Voranstellen möchte ich, daß meine Lektorinnenzeit in Leeds eine sehr gute wurde und das, obwohl so manche äußeren Umstände kaum Gutes versprachen. Es war die Zeit des Yorkshire Ripper und des Falkland-Kriegs, und für jemand aus einer Stadt wie Salzburg, deren Schönheit ständig hochgejubelt wird, war das Stadtbild von Leeds ca. 1980 gelinde gesagt gewöhnungs-bedürftig.

Auf einen Punkt gebracht war Leeds für mich ein Ort der Chancen:
die Chance beruflich etwas Neues zu tun, das britische Drama endlich auf der Bühne zu erleben, neue Leute kennen zu lernen. Durch die einfühlsame Vermittlung der Mitglieder des German Dept. traf ich dabei auch auf Leute aus anderen Kreisen, mit denen ich z.T. bis heute befreundet bin. So lernte ich etwa den “Left Lunch Club” und die britische Friedensbewegung kennen, was mir, aus einem neutralen Land kommend, völlig neue politische Einblicke verschaffte.

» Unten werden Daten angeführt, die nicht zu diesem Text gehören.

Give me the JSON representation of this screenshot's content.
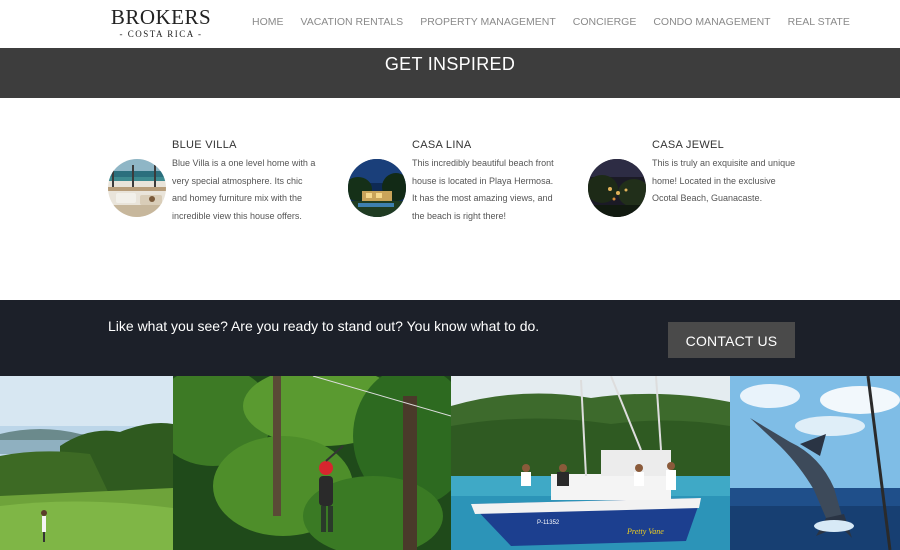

Und in Sachen Theater hatte ich das große Glück, mit Hugh Rorrison und Helen Chambers Freundschaft zu schließen, die meine Begeisterung für das Theater nicht nur teilten, sondern auch in Rat und Tat unterstützten. Sie lehrten mich das Manchester Royal Exchange Theater kennen und schätzen, nahmen mich zu RSC Gastspielen nach Newcastle und Hull mit und verwiesen mich auf die zahlreichen Theateraktivitäten in Leeds selbst. Damals gab es noch kein West Yorkshire Playhouse, aber ein aktives Leeds Playhouse am Unigelände, ein rühriges Drama Department unter Michael Patterson und jede Menge Originale im English Department. Oft sah ich bis zu 5 Vorstellungen pro Woche. Irgendwann kippte das Zuschauen um in ein Selber-machen-wollen und die German Dramatic Society wurde wieder belebt. Meine eigenen Fähigkeiten lagen eher im Organisieren, darum war ich besonders dankbar für die zahlreichen guten Ratschläge und Adaptierungsvorschläge von Hugh, mit dessen Hilfe wir zuerst eine Kurzfassung der Minna von Barnhelm und im darauffolgenden Jahr den Urfaust aufführten. Die Begeisterung und das Engagement der Studierenden gehören zu meinen schönsten Erinnerungen.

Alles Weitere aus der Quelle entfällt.